衝撃の事実…37歳で知った「養子」という現実
鎌田さんは実の両親の顔を知りません。1歳の時に養父母に引き取られ、愛情深く育てられましたが、自分が養子であるという事実は、37歳になるまで隠されていました。鎌田さんはその事実を偶然知ったものの、養父母に知らせることはありませんでした。
この経験から、鎌田さんは幼少期から「いい子」であろうと努めていたと言います。反抗期らしい反抗期もなく、常に周囲の期待に応えようとしていたのです。
貧しい幼少期…もやし炒めに隠された親の愛情
養父は青森県の農家の末っ子で、勉強好きでしたが、小学校しか通えませんでした。上京してタクシー運転手として働き、心臓病を患う養母のために尽くしていました。当時、医療費は全額自己負担だったため、一家の生活は決して楽ではありませんでした。

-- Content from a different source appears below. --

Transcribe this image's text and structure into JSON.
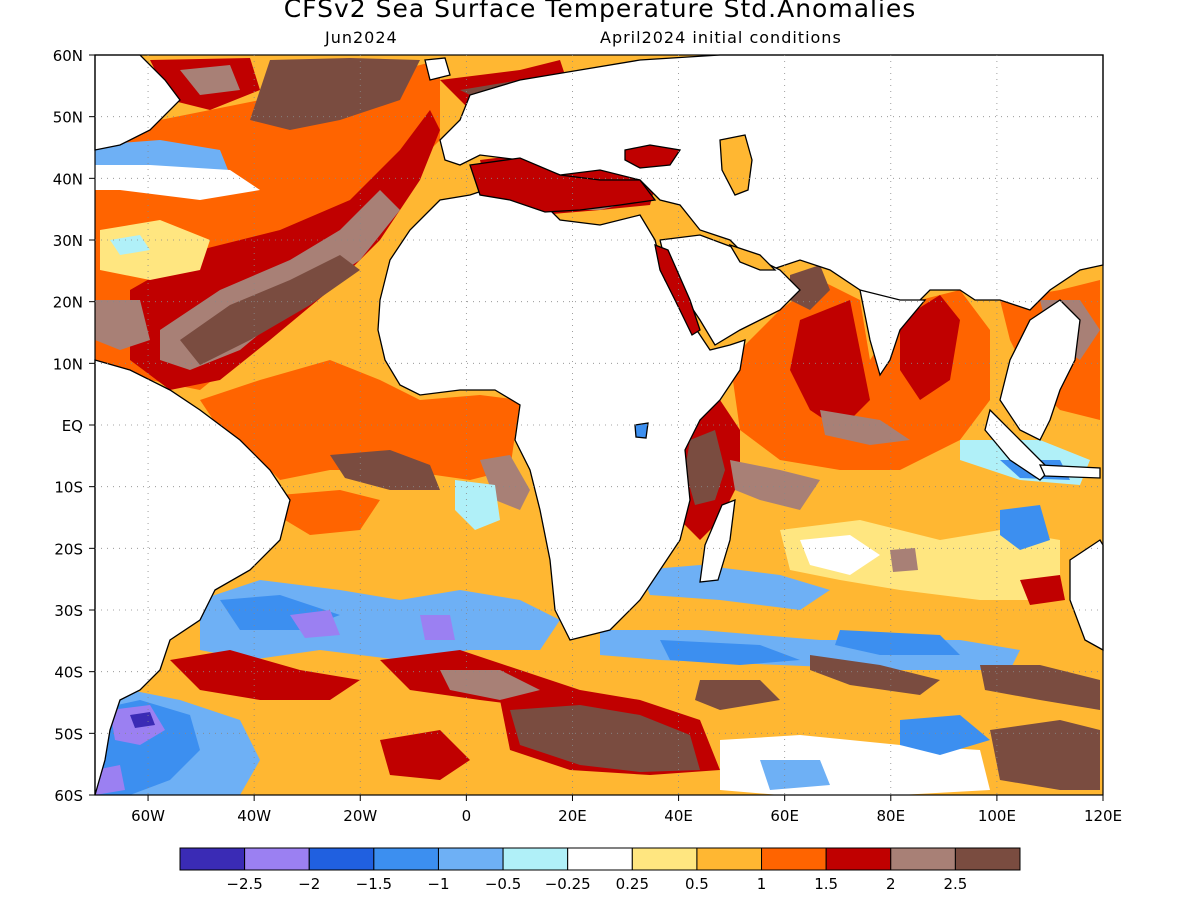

鎌田さんは幼い頃、夜遅く帰ってくる養父と定食屋へ行くのが日課でした。養父はいつも「何が食べたい?」と聞いてくれ、鎌田さんは「もやし炒め」と答えていました。それは、一家にとって最も安価なメニューだったのです。後に、妻が作ったもやし炒めを味わった養父が「お前は子どものころ、もやし炒めが好きだったなあ」と語ったエピソードは、鎌田さんの胸に深く刻まれています。
厳格な父との葛藤…「がんばらない」ふりをした理由
養父は厳格で、躾にうるさく、鎌田さんが家事をきちんとこなせないとやり直しを命じていました。運動会で一番になっても、試験で良い点を取っても、決して褒めてくれませんでした。「全力で努力しても、そう見られないことが嫌で、いつも『がんばらない』ふりをしていた」と鎌田さんは語ります。「頑固で怖い存在で、父とはいつもぶつかっていました」と、複雑な感情を吐露しています。
鎌田さんの人生は、養子としての出自、貧しい幼少期、そして厳格な養父との葛藤という、様々な困難を乗り越えてきた軌跡です。その経験から得られた教訓や、地域医療、難民支援への情熱は、多くの人々に勇気を与え続けています。